The Internet video is now a quarter-century old, inaugurated by the 1993 global multicast of Severe Tire Damage, a rock band comprised of computer scientists, systems analysts, and technical staff at a gig at the Xerox PARC facilities. Or at least that's how one version of Silicon Valley lore goes—Internet history is diffuse and multifarious, and the web's architecture constantly decays and rearranges, not lending itself well to linear recaps. Which is likely one reason why the Museum of the Moving Image has opted to present its exhibition The New Genres: Video in the Internet Age not as a timeline but as a catalog of genre conventions.
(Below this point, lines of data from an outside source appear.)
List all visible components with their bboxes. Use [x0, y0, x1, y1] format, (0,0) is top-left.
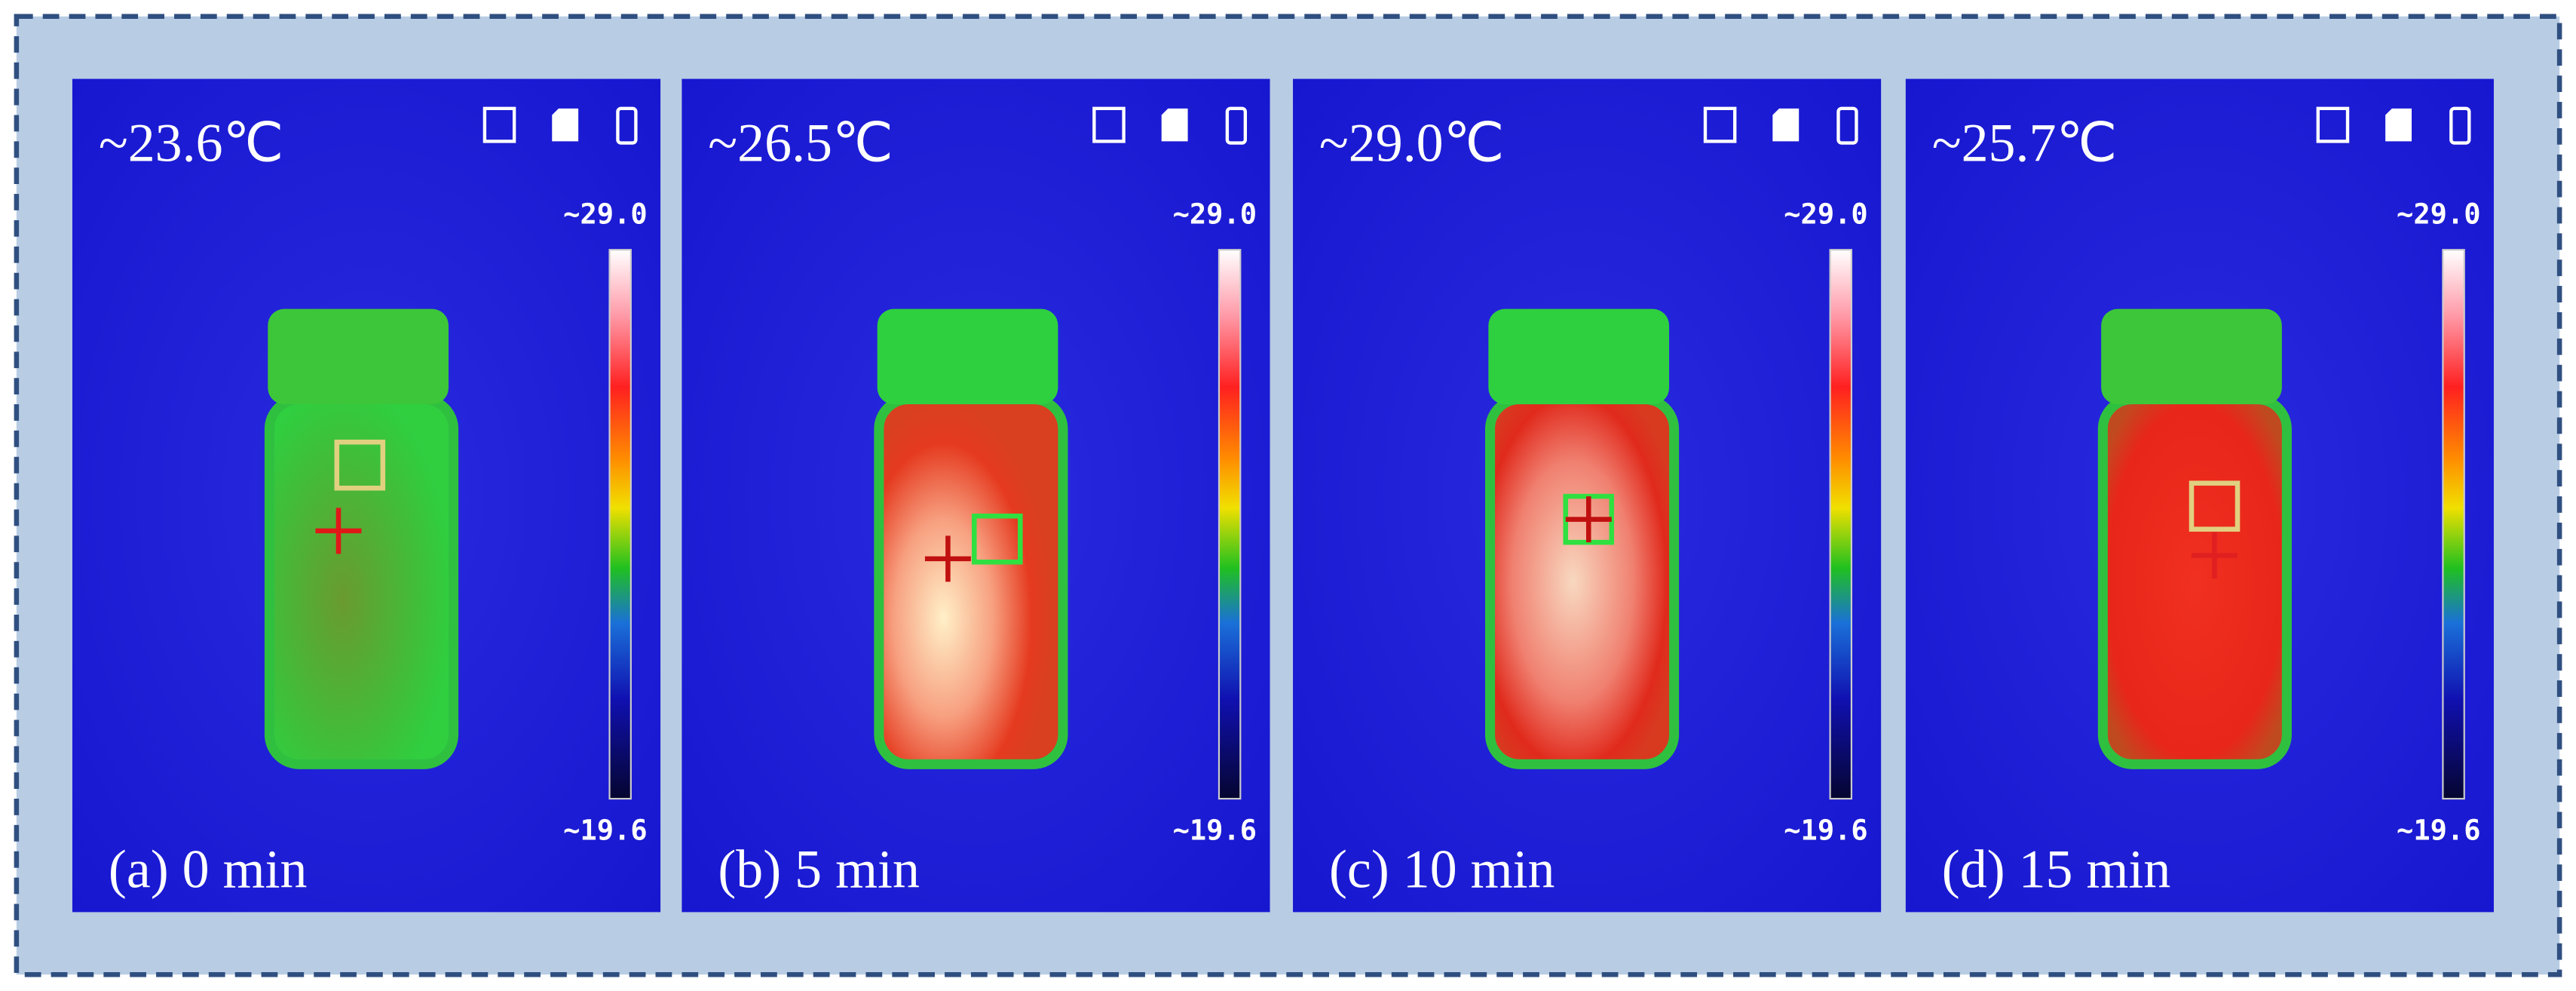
battery-icon [616, 106, 638, 145]
bottle-body [2097, 394, 2292, 769]
bottle-body [874, 394, 1068, 769]
scale-max: ~29.0 [2397, 198, 2480, 230]
sd-icon [1161, 108, 1188, 142]
unit-icon [1703, 106, 1737, 143]
scale-max: ~29.0 [563, 198, 647, 230]
thermal-panel: ~29.0 ~19.6 ~26.5℃ (b) 5 min [682, 78, 1270, 913]
temperature-label: ~23.6℃ [99, 113, 283, 173]
thermal-panel: ~29.0 ~19.6 ~25.7℃ (d) 15 min [1905, 78, 2494, 913]
panel-caption: (b) 5 min [718, 839, 920, 900]
bottle-cap [877, 308, 1058, 405]
panel-caption: (c) 10 min [1329, 839, 1555, 900]
scale-min: ~19.6 [2397, 815, 2480, 847]
battery-icon [2449, 106, 2471, 145]
measure-box [972, 513, 1023, 565]
unit-icon [1092, 106, 1126, 143]
color-scale [608, 249, 632, 800]
temperature-label: ~29.0℃ [1319, 113, 1505, 173]
scale-max: ~29.0 [1784, 198, 1867, 230]
temperature-label: ~25.7℃ [1932, 113, 2117, 173]
color-scale [1218, 249, 1242, 800]
temperature-label: ~26.5℃ [708, 113, 893, 173]
panel-caption: (d) 15 min [1942, 839, 2171, 900]
panel-caption: (a) 0 min [109, 839, 308, 900]
scale-max: ~29.0 [1173, 198, 1257, 230]
bottle-cap [268, 308, 449, 405]
measure-box [334, 439, 386, 491]
sd-icon [552, 108, 579, 142]
measure-box [2189, 480, 2241, 532]
scale-min: ~19.6 [1784, 815, 1867, 847]
unit-icon [2316, 106, 2350, 143]
bottle-body [1484, 394, 1680, 769]
battery-icon [1225, 106, 1248, 145]
bottle-cap [2101, 308, 2282, 405]
bottle-cap [1488, 308, 1670, 405]
sd-icon [1772, 108, 1800, 142]
scale-min: ~19.6 [1173, 815, 1257, 847]
color-scale [1829, 249, 1853, 800]
thermal-panel: ~29.0 ~19.6 ~29.0℃ (c) 10 min [1293, 78, 1882, 913]
bottle-body [264, 394, 459, 769]
unit-icon [482, 106, 516, 143]
color-scale [2442, 249, 2465, 800]
battery-icon [1836, 106, 1858, 145]
thermal-panel: ~29.0 ~19.6 ~23.6℃ (a) 0 min [72, 78, 661, 913]
scale-min: ~19.6 [563, 815, 647, 847]
sd-icon [2385, 108, 2412, 142]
Spread over about 30 HD televisions, four iPads, and a large projection of Polygon-produced explainer videos, categories range from fringe online communities like ASMR, the Korean broadcast-eating phenomenon Mukbang, or public transit spotting, to tried-and-true idioms like the vlog or the reaction video. Videos within each subset are randomized and partially user-controlled; some screens with sensitive content, like InfoWars videos, pimple popping, or a Chaturbate livecast, require speciality glasses available at the front desk with photo ID.
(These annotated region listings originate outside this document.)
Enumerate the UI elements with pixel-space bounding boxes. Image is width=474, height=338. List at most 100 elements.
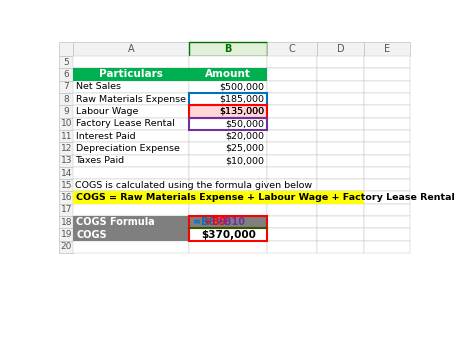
Text: 19: 19: [61, 230, 72, 239]
Bar: [190, 93, 267, 105]
Text: E: E: [384, 44, 390, 54]
Bar: [73, 118, 190, 130]
Text: 17: 17: [61, 206, 72, 214]
Bar: [73, 216, 190, 228]
Bar: [73, 192, 190, 204]
Bar: [73, 192, 364, 204]
Text: C: C: [289, 44, 295, 54]
Text: 7: 7: [64, 82, 69, 91]
Text: 14: 14: [61, 169, 72, 177]
Bar: [364, 179, 410, 192]
Text: 12: 12: [61, 144, 72, 153]
Bar: [190, 167, 267, 179]
Bar: [267, 105, 317, 118]
Text: 9: 9: [64, 107, 69, 116]
Bar: [59, 154, 73, 167]
Bar: [267, 80, 317, 93]
Bar: [59, 130, 73, 142]
Bar: [73, 80, 190, 93]
Bar: [317, 105, 364, 118]
Bar: [73, 228, 190, 241]
Text: $50,000: $50,000: [226, 119, 264, 128]
Bar: [73, 167, 190, 179]
Bar: [190, 42, 267, 56]
Text: $135,000: $135,000: [219, 107, 264, 116]
Bar: [364, 56, 410, 68]
Bar: [73, 42, 190, 56]
Text: Amount: Amount: [205, 69, 251, 79]
Bar: [364, 80, 410, 93]
Bar: [190, 179, 267, 192]
Text: COGS Formula: COGS Formula: [76, 217, 155, 227]
Bar: [59, 241, 73, 253]
Bar: [267, 192, 317, 204]
Text: Raw Materials Expense: Raw Materials Expense: [75, 95, 185, 103]
Bar: [59, 118, 73, 130]
Bar: [267, 93, 317, 105]
Bar: [317, 56, 364, 68]
Bar: [73, 93, 190, 105]
Text: $10,000: $10,000: [226, 156, 264, 165]
Text: 6: 6: [64, 70, 69, 79]
Bar: [267, 228, 317, 241]
Text: COGS is calculated using the formula given below: COGS is calculated using the formula giv…: [75, 181, 312, 190]
Bar: [73, 130, 190, 142]
Bar: [364, 118, 410, 130]
Bar: [317, 130, 364, 142]
Bar: [317, 204, 364, 216]
Text: 5: 5: [64, 57, 69, 67]
Bar: [59, 204, 73, 216]
Bar: [59, 179, 73, 192]
Bar: [73, 68, 190, 80]
Bar: [190, 241, 267, 253]
Bar: [59, 142, 73, 154]
Text: COGS = Raw Materials Expense + Labour Wage + Factory Lease Rental: COGS = Raw Materials Expense + Labour Wa…: [75, 193, 454, 202]
Bar: [190, 68, 267, 80]
Bar: [267, 241, 317, 253]
Bar: [73, 154, 190, 167]
Bar: [190, 80, 267, 93]
Text: Particulars: Particulars: [100, 69, 163, 79]
Bar: [73, 105, 190, 118]
Text: 10: 10: [61, 119, 72, 128]
Bar: [364, 42, 410, 56]
Text: 15: 15: [61, 181, 72, 190]
Bar: [190, 216, 267, 228]
Bar: [364, 167, 410, 179]
Bar: [267, 118, 317, 130]
Text: Depreciation Expense: Depreciation Expense: [75, 144, 179, 153]
Bar: [267, 179, 317, 192]
Bar: [59, 93, 73, 105]
Bar: [364, 142, 410, 154]
Bar: [364, 105, 410, 118]
Text: Net Sales: Net Sales: [75, 82, 120, 91]
Bar: [267, 68, 317, 80]
Text: Factory Lease Rental: Factory Lease Rental: [75, 119, 174, 128]
Bar: [364, 216, 410, 228]
Text: +B10: +B10: [216, 217, 245, 227]
Bar: [190, 228, 267, 241]
Text: =B8: =B8: [192, 217, 215, 227]
Bar: [317, 68, 364, 80]
Bar: [317, 167, 364, 179]
Bar: [59, 80, 73, 93]
Text: $500,000: $500,000: [219, 82, 264, 91]
Bar: [364, 68, 410, 80]
Bar: [190, 154, 267, 167]
Bar: [59, 228, 73, 241]
Bar: [267, 130, 317, 142]
Bar: [190, 105, 267, 118]
Bar: [364, 130, 410, 142]
Bar: [59, 56, 73, 68]
Text: Interest Paid: Interest Paid: [75, 131, 135, 141]
Bar: [190, 56, 267, 68]
Text: B: B: [225, 44, 232, 54]
Bar: [317, 80, 364, 93]
Bar: [317, 42, 364, 56]
Bar: [190, 105, 267, 118]
Text: A: A: [128, 44, 135, 54]
Text: D: D: [337, 44, 345, 54]
Text: +B9: +B9: [204, 217, 227, 227]
Bar: [267, 154, 317, 167]
Bar: [317, 154, 364, 167]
Because Internet videos have a certain disposable quality—often watched on small screens or half-attentively—and because they've now been around long enough to form something like a canon and historical arc, the experience of bouncing around a white cube auditorium full of them is akin to being subsumed by the delirium of recent history. Here, YouTube user rx's Bush-era U2 songification can play around the corner from the Trumpian petulance of Disney Channel troll Logan Paul; you can watch Morimoto's famed 11-minute speedrun of Super Mario Bros 3 bookended by sections of Dylan Avery's 9/11 conspiracy video Loose Change; and you can see, on a big-screen HD TV, the CollegeHumor office-wide lipdub of Harvey Danger's "Flagpole Sitta," a video which one YouTube commenter describes as "the most pre-2008-economy-crash thing that has ever existed."
The New Genres is open until September 2nd, and if you time your visit for this Saturday afternoon you can double-feature with new 3D works by fellow traveler in the cinema of attractions, Ken Jacobs—two tours of rubble cities for the price of one.